Le solde définitif doit être versé au plus tard le 15 du quatrième mois suivant la clôture de l’exercice. Pour les entreprises clôturant au 31 décembre, cette échéance est fixée au 15 mai de l’année suivante.

Deux exceptions permettent d’éviter le système d’acomptes : les entreprises nouvelles durant leur premier exercice d’imposition à l’IS, et celles dont l’impôt annuel reste inférieur à 3 000 euros.

Gestion des déficits et optimisations fiscales

Les entreprises déficitaires disposent de mécanismes spécifiques pour valoriser leurs pertes fiscales.

Report en avant des déficits

Le report prospectif constitue le mécanisme de droit commun : les déficits s’imputent automatiquement sur les bénéfices futurs, dans la limite de 1 million d’euros majoré de 50% de l’excédent de bénéfice.

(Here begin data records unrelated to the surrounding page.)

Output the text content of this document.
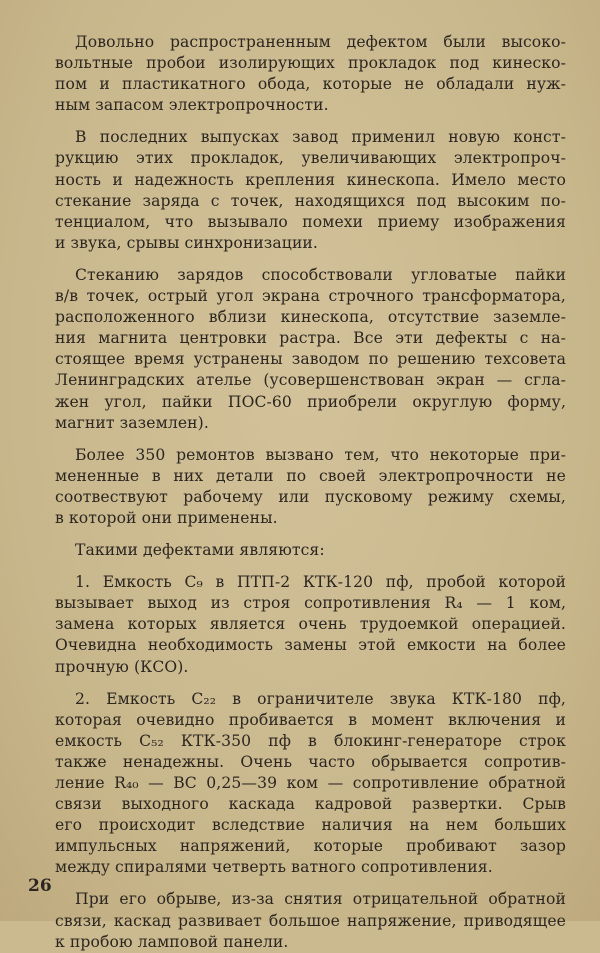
Довольно распространенным дефектом были высоко-
вольтные пробои изолирующих прокладок под кинеско-
пом и пластикатного обода, которые не обладали нуж-
ным запасом электропрочности.
В последних выпусках завод применил новую конст-
рукцию этих прокладок, увеличивающих электропроч-
ность и надежность крепления кинескопа. Имело место
стекание заряда с точек, находящихся под высоким по-
тенциалом, что вызывало помехи приему изображения
и звука, срывы синхронизации.
Стеканию зарядов способствовали угловатые пайки
в/в точек, острый угол экрана строчного трансформатора,
расположенного вблизи кинескопа, отсутствие заземле-
ния магнита центровки растра. Все эти дефекты с на-
стоящее время устранены заводом по решению техсовета
Ленинградских ателье (усовершенствован экран — сгла-
жен угол, пайки ПОС-60 приобрели округлую форму,
магнит заземлен).
Более 350 ремонтов вызвано тем, что некоторые при-
мененные в них детали по своей электропрочности не
соотвествуют рабочему или пусковому режиму схемы,
в которой они применены.
Такими дефектами являются:
1. Емкость C₉ в ПТП-2 КТК-120 пф, пробой которой
вызывает выход из строя сопротивления R₄ — 1 ком,
замена которых является очень трудоемкой операцией.
Очевидна необходимость замены этой емкости на более
прочную (КСО).
2. Емкость C₂₂ в ограничителе звука КТК-180 пф,
которая очевидно пробивается в момент включения и
емкость C₅₂ КТК-350 пф в блокинг-генераторе строк
также ненадежны. Очень часто обрывается сопротив-
ление R₄₀ — ВС 0,25—39 ком — сопротивление обратной
связи выходного каскада кадровой развертки. Срыв
его происходит вследствие наличия на нем больших
импульсных напряжений, которые пробивают зазор
между спиралями четверть ватного сопротивления.
При его обрыве, из-за снятия отрицательной обратной
связи, каскад развивает большое напряжение, приводящее
к пробою ламповой панели.
26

Cette imputation peut se poursuivre sans limitation de durée jusqu’à épuisement total du déficit.

Dans le cadre de ce dispositif, une société ayant subi une perte de 2 millions d’euros pourra l’imputer sur un bénéfice ultérieur de 1,4 million d’euros à hauteur de 1,2 million d’euros seulement, laissant 800 000 euros de déficit reportable.

Report en arrière des déficits (carry-back)

L’option du carry-back permet d’imputer le déficit de l’exercice sur le bénéfice de l’année précédente, générant une créance remboursable sur le Trésor. Cette possibilité présente l’avantage de la certitude du remboursement, contrairement au report en avant qui dépend des bénéfices futurs.

Cette option s’exerce dans la déclaration de résultats et porte sur le déficit de l’exercice uniquement, dans la limite du plus faible montant entre le bénéfice antérieur et 1 million d’euros.

Traitement fiscal des rémunérations

Les rémunérations versées aux dirigeants constituent des charges déductibles du résultat imposable, sous réserve qu’elles correspondent à un travail effectif et demeurent proportionnées aux responsabilités exercées. À défaut, l’administration fiscale peut remettre en cause leur déductibilité, entraînant une double imposition.

Tel que défini par la jurisprudence, le caractère excessif d’une rémunération s’apprécie au regard de la situation de l’entreprise, de l’importance de ses activités et des responsabilités du dirigeant.

Déclarations et obligations administratives

Les entreprises soumises à l’IS doivent respecter plusieurs obligations déclaratives selon un calendrier strict. La déclaration annuelle de résultats (formulaire 2065) doit être déposée de manière dématérialisée dans les trois mois de la clôture de l’exercice, ou au plus tard le deuxième jour ouvré suivant le 1er mai pour les exercices coïncidant avec l’année civile.

Dans le cadre du versement des acomptes, chaque paiement doit être accompagné du relevé correspondant (formulaire 2571), tandis que le solde final nécessite le dépôt du relevé de solde (formulaire 2572). Il est donc important de vérifier que tous ces documents sont transmis dans les délais impartis pour éviter les pénalités de retard.

L’assujettissement à l’IS entraîne fréquemment une obligation de déclaration de TVA, créant des liens étroits entre ces deux impositions dans la gestion fiscale globale de l’entreprise.

L’impôt sur les sociétés constitue un pilier de la fiscalité des entreprises avec un taux normal de 25% et un taux réduit de 15% pour les PME éligibles. La maîtrise de ses mécanismes, du calcul aux modalités de paiement, s’avère essentielle pour optimiser la charge fiscale et respecter les obligations légales.